Might schools demand access to medical records so they can verify vaccinations? Current debates over vaccination make that scenario less than fantastic. More dystopic is this: some genetic conditions pre-dispose a child to learning disabilities—whether they ever manifest as such or not. The school environment already is highly susceptible to self-fulfilling prophecies. How would teachers treat students differently if they had students’ genetic information?
Will genetic information be shared with future spouses? Decades ago, premarital blood tests were required to discover diseases that could harm future unborn children. The rise of politically-correct diseases speeded the disappearance of those laws, but the impulse to produce a perfect race is never far from progressivism’s aspirations.
Genome Sequencing and Licensing Parents
In 1980 Princeton University Press published a book arguing that government should license people to become parents, “Licensing Parents,” by Hugh LaFollette. Academic journals and law reviews today routinely address the same question. Current Internet surveys and popular debates find 75 percent of respondents saying “yes” to the question: should people be required to obtain a parenting license to have a child? That’s not a valid survey, of course—but the drift is clear.
Genetic information certainly would be an indispensable part of any government pre-pregnancy permission-granting process. The potential implications are spine-chilling.
Another thing that concerns me is an aspect of the studies buried in the NIH press release. In the Brigham study, “Parents will … be asked about the impact of receiving genomic sequencing results and if the information was useful to them.” The Mercy Children’s study “will try to determine if parents’ perception of the benefits and risks associated with the results of sequencing change over time.” With the UC-San Francisco study, “the researchers will explore parents’ interest in receiving information beyond that typically available from newborn screening tests.” The University of North Carolina study will “help identify the best ways to return results to doctors and parents. The investigators will … develop best practices for returning results to parents after testing. … This study will place a special emphasis on including multicultural families.”

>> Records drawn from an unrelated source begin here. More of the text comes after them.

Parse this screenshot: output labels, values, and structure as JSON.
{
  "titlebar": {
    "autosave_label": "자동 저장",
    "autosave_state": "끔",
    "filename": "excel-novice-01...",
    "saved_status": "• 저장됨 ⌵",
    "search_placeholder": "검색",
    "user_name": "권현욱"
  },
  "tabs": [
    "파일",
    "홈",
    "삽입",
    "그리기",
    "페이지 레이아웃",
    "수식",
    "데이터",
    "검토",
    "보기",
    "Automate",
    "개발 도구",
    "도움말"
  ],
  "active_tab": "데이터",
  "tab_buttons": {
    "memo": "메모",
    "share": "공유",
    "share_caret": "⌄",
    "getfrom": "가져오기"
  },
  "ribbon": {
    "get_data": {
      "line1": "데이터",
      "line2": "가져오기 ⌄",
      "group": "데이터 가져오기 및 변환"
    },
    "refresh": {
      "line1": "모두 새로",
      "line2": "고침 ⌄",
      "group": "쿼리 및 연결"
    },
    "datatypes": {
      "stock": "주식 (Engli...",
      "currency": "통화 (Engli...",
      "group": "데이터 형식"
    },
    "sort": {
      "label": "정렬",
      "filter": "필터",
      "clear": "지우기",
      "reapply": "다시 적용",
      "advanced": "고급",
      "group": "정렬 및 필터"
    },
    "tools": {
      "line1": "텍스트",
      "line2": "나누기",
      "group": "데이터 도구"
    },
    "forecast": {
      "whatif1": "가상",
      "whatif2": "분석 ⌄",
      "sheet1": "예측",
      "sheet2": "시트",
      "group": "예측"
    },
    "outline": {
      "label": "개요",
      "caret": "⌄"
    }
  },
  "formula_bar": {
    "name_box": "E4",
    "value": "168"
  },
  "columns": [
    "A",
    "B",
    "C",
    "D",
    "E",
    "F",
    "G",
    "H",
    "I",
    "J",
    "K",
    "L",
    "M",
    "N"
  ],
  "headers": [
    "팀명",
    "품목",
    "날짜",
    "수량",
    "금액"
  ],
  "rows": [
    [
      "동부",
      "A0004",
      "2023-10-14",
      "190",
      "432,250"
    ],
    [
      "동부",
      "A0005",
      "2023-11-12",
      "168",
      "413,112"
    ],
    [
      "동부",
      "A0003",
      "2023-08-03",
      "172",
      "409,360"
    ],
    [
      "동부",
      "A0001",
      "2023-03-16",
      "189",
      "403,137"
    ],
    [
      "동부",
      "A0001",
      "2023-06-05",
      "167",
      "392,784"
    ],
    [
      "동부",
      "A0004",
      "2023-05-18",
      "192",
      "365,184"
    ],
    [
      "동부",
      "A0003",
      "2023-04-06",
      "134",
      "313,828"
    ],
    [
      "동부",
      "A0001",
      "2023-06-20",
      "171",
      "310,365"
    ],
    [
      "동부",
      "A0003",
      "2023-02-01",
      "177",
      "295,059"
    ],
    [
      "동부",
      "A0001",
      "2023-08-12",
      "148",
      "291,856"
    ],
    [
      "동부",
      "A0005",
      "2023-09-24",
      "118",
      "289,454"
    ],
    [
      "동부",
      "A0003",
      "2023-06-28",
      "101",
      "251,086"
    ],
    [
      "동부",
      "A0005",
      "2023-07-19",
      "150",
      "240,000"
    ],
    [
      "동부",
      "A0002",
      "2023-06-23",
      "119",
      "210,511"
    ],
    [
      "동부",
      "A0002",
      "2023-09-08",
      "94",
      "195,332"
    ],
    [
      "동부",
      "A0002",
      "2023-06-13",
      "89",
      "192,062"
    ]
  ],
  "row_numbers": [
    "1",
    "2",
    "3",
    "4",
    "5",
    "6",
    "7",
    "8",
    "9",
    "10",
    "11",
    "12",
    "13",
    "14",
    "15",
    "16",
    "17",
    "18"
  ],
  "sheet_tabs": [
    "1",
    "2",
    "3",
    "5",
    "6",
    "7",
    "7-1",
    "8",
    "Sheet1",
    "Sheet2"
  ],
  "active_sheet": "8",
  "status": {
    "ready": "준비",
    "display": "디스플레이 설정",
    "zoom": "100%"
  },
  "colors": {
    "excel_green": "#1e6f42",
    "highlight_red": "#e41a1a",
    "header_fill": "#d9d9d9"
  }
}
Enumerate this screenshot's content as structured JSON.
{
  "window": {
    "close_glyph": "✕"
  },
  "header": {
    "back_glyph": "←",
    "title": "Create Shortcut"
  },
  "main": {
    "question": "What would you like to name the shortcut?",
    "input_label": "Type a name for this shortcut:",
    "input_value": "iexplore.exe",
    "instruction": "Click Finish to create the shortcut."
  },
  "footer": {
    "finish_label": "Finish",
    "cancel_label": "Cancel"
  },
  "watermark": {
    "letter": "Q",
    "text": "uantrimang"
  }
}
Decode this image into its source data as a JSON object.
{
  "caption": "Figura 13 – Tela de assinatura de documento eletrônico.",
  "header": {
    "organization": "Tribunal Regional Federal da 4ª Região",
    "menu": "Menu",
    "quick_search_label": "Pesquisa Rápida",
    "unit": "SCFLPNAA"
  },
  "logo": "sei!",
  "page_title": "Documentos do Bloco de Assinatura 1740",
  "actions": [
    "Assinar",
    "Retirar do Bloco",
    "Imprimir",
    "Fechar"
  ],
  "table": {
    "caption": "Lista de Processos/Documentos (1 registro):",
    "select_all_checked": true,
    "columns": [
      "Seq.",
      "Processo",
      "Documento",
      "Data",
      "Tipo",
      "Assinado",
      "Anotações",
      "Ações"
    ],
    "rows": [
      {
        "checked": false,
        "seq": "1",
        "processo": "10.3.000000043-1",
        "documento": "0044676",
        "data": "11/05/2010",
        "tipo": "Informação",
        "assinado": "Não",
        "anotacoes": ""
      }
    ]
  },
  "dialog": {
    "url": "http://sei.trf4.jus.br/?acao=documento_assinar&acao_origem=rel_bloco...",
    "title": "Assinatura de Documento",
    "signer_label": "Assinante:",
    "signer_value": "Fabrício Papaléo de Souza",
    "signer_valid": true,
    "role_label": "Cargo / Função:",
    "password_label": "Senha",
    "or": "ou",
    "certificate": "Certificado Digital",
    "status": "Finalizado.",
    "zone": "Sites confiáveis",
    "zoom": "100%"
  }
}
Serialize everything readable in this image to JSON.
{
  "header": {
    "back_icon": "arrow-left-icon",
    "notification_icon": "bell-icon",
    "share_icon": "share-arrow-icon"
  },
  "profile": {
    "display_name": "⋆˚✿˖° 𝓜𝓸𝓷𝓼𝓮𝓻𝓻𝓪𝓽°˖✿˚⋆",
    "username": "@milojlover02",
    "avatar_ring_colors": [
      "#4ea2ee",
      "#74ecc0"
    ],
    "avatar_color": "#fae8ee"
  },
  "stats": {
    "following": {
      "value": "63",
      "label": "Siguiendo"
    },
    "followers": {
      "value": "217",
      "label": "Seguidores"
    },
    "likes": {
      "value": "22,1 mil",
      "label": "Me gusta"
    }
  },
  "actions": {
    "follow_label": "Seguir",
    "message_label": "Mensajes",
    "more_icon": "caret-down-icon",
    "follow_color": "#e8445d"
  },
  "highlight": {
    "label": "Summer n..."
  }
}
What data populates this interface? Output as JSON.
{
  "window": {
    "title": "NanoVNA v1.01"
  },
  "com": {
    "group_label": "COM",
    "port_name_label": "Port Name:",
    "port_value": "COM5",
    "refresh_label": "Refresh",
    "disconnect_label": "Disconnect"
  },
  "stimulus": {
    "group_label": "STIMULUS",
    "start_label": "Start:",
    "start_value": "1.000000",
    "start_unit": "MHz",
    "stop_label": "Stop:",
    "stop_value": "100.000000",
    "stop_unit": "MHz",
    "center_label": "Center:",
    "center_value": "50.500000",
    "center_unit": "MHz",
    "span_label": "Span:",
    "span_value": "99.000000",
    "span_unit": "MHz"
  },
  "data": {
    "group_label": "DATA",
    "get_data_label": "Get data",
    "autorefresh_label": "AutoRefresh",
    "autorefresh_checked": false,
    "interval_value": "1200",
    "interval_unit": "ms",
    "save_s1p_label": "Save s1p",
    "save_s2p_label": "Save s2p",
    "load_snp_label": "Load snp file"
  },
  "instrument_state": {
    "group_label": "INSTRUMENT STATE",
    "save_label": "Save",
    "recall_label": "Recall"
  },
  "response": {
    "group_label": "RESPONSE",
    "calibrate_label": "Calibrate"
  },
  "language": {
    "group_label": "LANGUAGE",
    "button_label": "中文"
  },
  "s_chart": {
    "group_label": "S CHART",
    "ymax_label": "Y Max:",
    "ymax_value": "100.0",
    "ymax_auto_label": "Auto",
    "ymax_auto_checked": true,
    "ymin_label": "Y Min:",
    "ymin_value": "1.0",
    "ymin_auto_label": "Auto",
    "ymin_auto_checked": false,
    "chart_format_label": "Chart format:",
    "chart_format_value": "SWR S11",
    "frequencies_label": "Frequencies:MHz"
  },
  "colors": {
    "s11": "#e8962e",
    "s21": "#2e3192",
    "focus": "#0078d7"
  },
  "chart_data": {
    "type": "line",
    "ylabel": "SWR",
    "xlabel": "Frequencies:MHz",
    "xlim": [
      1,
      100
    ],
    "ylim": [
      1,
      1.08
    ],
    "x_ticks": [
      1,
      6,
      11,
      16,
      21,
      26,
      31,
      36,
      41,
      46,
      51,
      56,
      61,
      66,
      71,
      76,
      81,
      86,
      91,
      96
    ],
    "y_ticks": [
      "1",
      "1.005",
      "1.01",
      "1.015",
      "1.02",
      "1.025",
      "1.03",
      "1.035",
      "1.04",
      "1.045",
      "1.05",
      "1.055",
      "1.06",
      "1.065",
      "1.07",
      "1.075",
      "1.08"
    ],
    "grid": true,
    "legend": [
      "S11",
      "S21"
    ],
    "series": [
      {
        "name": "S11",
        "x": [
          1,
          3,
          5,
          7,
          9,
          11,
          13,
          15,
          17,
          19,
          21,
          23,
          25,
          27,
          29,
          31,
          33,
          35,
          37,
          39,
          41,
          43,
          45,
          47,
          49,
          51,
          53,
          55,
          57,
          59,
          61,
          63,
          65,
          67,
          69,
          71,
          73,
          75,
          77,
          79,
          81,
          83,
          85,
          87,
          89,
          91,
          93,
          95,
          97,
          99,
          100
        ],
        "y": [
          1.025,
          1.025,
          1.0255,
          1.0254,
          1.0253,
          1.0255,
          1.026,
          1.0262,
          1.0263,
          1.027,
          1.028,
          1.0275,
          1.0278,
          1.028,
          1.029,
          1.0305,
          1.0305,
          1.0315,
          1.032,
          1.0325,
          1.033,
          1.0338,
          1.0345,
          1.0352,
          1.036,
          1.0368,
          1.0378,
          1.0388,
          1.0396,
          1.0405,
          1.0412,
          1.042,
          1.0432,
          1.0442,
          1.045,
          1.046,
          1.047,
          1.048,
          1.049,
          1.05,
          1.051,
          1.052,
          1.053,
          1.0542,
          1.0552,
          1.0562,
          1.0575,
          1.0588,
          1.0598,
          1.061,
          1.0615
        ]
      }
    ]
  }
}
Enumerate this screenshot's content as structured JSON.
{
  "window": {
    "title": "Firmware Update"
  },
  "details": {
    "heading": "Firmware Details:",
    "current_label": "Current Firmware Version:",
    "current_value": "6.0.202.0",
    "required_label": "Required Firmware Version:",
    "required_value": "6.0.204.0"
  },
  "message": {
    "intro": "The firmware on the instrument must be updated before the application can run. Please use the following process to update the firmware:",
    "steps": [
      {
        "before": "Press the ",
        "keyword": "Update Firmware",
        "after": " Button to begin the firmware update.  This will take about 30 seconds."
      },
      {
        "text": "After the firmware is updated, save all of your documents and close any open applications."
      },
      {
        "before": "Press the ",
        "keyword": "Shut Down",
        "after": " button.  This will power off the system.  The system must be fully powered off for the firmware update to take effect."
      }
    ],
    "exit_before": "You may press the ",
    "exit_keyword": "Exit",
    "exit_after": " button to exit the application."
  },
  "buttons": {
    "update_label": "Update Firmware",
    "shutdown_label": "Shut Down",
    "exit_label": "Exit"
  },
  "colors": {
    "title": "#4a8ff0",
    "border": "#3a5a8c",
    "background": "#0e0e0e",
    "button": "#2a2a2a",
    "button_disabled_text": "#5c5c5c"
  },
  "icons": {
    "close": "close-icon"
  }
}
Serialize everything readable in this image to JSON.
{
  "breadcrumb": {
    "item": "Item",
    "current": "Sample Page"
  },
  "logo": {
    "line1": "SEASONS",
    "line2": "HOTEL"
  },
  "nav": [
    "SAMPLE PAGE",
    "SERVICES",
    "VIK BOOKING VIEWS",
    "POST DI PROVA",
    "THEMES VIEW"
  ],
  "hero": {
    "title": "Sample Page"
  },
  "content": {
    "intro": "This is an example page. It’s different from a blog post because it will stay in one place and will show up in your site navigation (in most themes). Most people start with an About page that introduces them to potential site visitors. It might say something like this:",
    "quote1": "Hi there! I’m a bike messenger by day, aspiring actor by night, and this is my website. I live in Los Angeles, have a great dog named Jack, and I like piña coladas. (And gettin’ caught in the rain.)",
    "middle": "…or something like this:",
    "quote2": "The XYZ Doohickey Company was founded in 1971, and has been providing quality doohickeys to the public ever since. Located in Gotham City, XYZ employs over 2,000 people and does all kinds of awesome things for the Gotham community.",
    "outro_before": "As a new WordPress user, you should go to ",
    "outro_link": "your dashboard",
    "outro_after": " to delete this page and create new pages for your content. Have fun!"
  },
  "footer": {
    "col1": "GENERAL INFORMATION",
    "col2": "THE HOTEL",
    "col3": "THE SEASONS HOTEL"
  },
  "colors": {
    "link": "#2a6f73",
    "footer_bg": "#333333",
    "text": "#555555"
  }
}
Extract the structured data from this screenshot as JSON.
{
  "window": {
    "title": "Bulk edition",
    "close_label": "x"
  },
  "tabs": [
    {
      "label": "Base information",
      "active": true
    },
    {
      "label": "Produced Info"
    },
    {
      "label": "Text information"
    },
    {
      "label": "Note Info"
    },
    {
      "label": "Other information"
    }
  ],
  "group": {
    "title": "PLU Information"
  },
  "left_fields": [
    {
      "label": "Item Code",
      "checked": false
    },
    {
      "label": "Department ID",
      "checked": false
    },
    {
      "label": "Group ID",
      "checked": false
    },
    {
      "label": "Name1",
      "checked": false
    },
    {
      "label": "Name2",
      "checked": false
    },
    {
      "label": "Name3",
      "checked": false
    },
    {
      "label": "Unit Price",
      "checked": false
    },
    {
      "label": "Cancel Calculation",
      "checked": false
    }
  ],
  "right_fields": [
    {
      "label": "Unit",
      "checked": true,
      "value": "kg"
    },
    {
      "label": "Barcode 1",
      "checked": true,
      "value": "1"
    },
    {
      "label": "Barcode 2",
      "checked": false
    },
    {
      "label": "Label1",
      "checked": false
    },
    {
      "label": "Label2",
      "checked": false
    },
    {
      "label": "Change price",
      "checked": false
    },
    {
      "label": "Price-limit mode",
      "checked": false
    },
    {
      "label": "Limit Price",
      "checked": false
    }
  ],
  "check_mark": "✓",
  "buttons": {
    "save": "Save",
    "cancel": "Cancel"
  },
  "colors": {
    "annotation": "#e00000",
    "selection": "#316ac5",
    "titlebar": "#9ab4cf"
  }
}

In marketing terms, these studies are asking, “How will consumers will react to the product?” That is a valid question for a new product launch. Newborn genomic sequencing certainly is a new product. But is this really a new product? If it’s a new product, will it be in the private sector, and will consumers be free to buy it or not? In which case, in this study is the government doing what amounts to market research for some future manufacturer?
Or is genome sequencing of newborns being explored as a future component of mandatory public-health policy—the heel prick of the future? It certainly seems that one purpose of the ongoing research projects may be to lay a groundwork for further research on how medical personnel can “manage” parents.
And that is something to think about.